The Polemarch’s office was an ancient building called the Epilyceum. It stood just beyond the official bounds of the agora. The Epilyceum showed several centuries of maintenance. The original wooden beams, so old that they’d turned deep black, poked out between the newer stone facade of later renovations.
It was a measure of how long you had to wait to see the Polemarch that supplicants had scratched game boards into the stone of the street outside. Even the game board scratchings were well worn from years of game pieces moving across them. Men were hunched over these boards. Others silently watched the traffic pass by, and many talked amongst themselves.
I listened carefully to the words of the other men, to place their accents. It isn’t always possible, but you can take a guess at a man’s home because most cities have slight differences in the way they say their words. At Diotima’s suggestion I had recently begun to pay attention to such differences.
A handful of accents were northern, from Thebes perhaps. The people of the north spoke with an accent that approached barbaric, and sometimes used words common to the barbarian tribes to the north of Hellas.
The great majority spoke the Ionian dialect of the Aegean Islands. It was the same dialect that was spoken in Athens. There are a hundred of these islands. Common among them was the distinctive Ionian as it was spoken on the mainland and on the other side of the sea, in the region that is called Anatolia.
Listening to their conversation, I realized many of the men who waited with me had come to apply for permission to live in Athens.
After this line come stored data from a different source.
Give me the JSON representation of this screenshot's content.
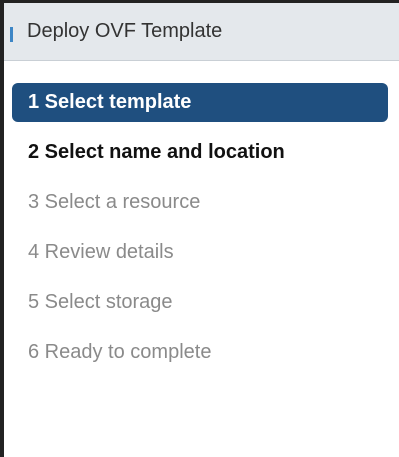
{
  "wizard": {
    "title": "Deploy OVF Template",
    "steps": [
      {
        "label": "1  Select template",
        "state": "active"
      },
      {
        "label": "2  Select name and location",
        "state": "current"
      },
      {
        "label": "3  Select a resource",
        "state": "disabled"
      },
      {
        "label": "4  Review details",
        "state": "disabled"
      },
      {
        "label": "5  Select storage",
        "state": "disabled"
      },
      {
        "label": "6  Ready to complete",
        "state": "disabled"
      }
    ]
  },
  "colors": {
    "active_step_background": "#1f4f7f",
    "header_background": "#e4e8ec",
    "accent": "#3d86c6",
    "disabled_text": "#8a8a8a"
  }
}
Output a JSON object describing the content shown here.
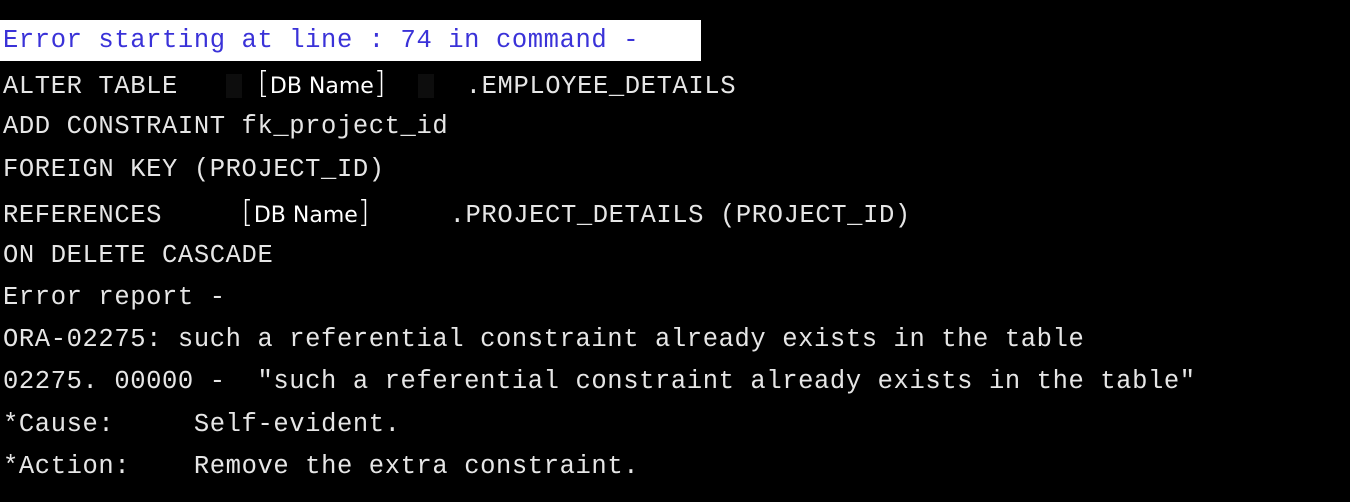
{
  "error_header": "Error starting at line : 74 in command -",
  "sql": {
    "alter_prefix": "ALTER TABLE",
    "alter_db_name": "DB Name",
    "alter_suffix": ".EMPLOYEE_DETAILS",
    "add_constraint": "ADD CONSTRAINT fk_project_id",
    "foreign_key": "FOREIGN KEY (PROJECT_ID)",
    "references_prefix": "REFERENCES",
    "references_db_name": "DB Name",
    "references_suffix": ".PROJECT_DETAILS (PROJECT_ID)",
    "on_delete": "ON DELETE CASCADE"
  },
  "report": {
    "heading": "Error report -",
    "ora_line": "ORA-02275: such a referential constraint already exists in the table",
    "code_line": "02275. 00000 -  \"such a referential constraint already exists in the table\"",
    "cause_label": "*Cause:",
    "cause_text": "Self-evident.",
    "action_label": "*Action:",
    "action_text": "Remove the extra constraint."
  },
  "colors": {
    "background": "#000000",
    "text": "#e6e6e6",
    "header_bg": "#ffffff",
    "header_text": "#3a32d8"
  }
}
So many men. Was it like this every day?
“Is there a Nicolaos, the son of Sophroniscus?” A voice called from the Polemarch’s door. Not the Polemarch, but his assistant. He held a wax tablet and frowned.
“That’s me,” I said.
The Polemarch sat at a writing desk, on a chair of curved timber and a comfortable rounded back. The table and chair were both expensive pieces whose legs were shaped to resemble the legs and feet of a lion. I guessed they were both from the same carpenter, and that they were the personal property of the Polemarch, the more so because the wood was polished elm, which is very heavy and hard and far beyond the budget of the state. The Polemarch was a rich man to own such things.
“You’re the man I received a note about,” the Polemarch said as soon as I entered. His voice was a deep bass. “From Pericles. Something about a total disaster at the theater? He seems to blame you.”
“A murder, sir.”
“That sounds bad. Why did you do it?”
“I think you might misunderstand, sir. I’m the detective.”
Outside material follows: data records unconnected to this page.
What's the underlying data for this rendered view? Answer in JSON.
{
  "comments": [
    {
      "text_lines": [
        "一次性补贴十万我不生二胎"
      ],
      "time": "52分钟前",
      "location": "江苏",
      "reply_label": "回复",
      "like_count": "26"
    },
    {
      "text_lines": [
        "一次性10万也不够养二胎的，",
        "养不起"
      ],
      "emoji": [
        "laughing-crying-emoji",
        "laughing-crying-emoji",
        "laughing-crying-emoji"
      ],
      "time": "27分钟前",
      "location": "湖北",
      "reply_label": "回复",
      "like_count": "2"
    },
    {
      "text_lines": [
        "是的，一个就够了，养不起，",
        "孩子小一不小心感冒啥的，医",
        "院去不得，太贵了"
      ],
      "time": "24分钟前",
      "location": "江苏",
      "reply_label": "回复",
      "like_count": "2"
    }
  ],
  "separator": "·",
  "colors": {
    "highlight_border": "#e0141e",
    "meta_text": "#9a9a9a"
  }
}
“Ah, I see. And there’s a meeting this afternoon?”
“Yes, sir. At the home of Pericles.”
“Well I have a lot of work to get through before then. What can I do for you?” he asked.
I said, “I hoped, sir, that before the meeting you could tell me something about metics. They must come to you, mustn’t they, to live in Athens?”
“Yes. That’s what that long line is outside. Any man from another city who wants to live in Athens must register with my office. As long as he pays his registration fee and names his patron, he’s in.”
“Are there any restrictions on the metics?”
“They may not own land. That is reserved for citizens. Metics pay slightly higher taxes, though the difference is nominal. I assume you know that a trial for the murder of a metic is heard in a lesser court than that for a citizen.”
“No sir, I didn’t.”
“Well you do now. If one metic kills another, we’re as likely to exile the murderer as execute him. It’s so much less messy that way.”
“What if a citizen murders a metic?” I asked.
“That’s why these cases are always heard in a lower court. The citizen would be exiled for a period of years, or face a massive fine. If metic murders were heard in the highest court, it would mean a citizen could face death for killing a non-citizen. That wouldn’t do at all.”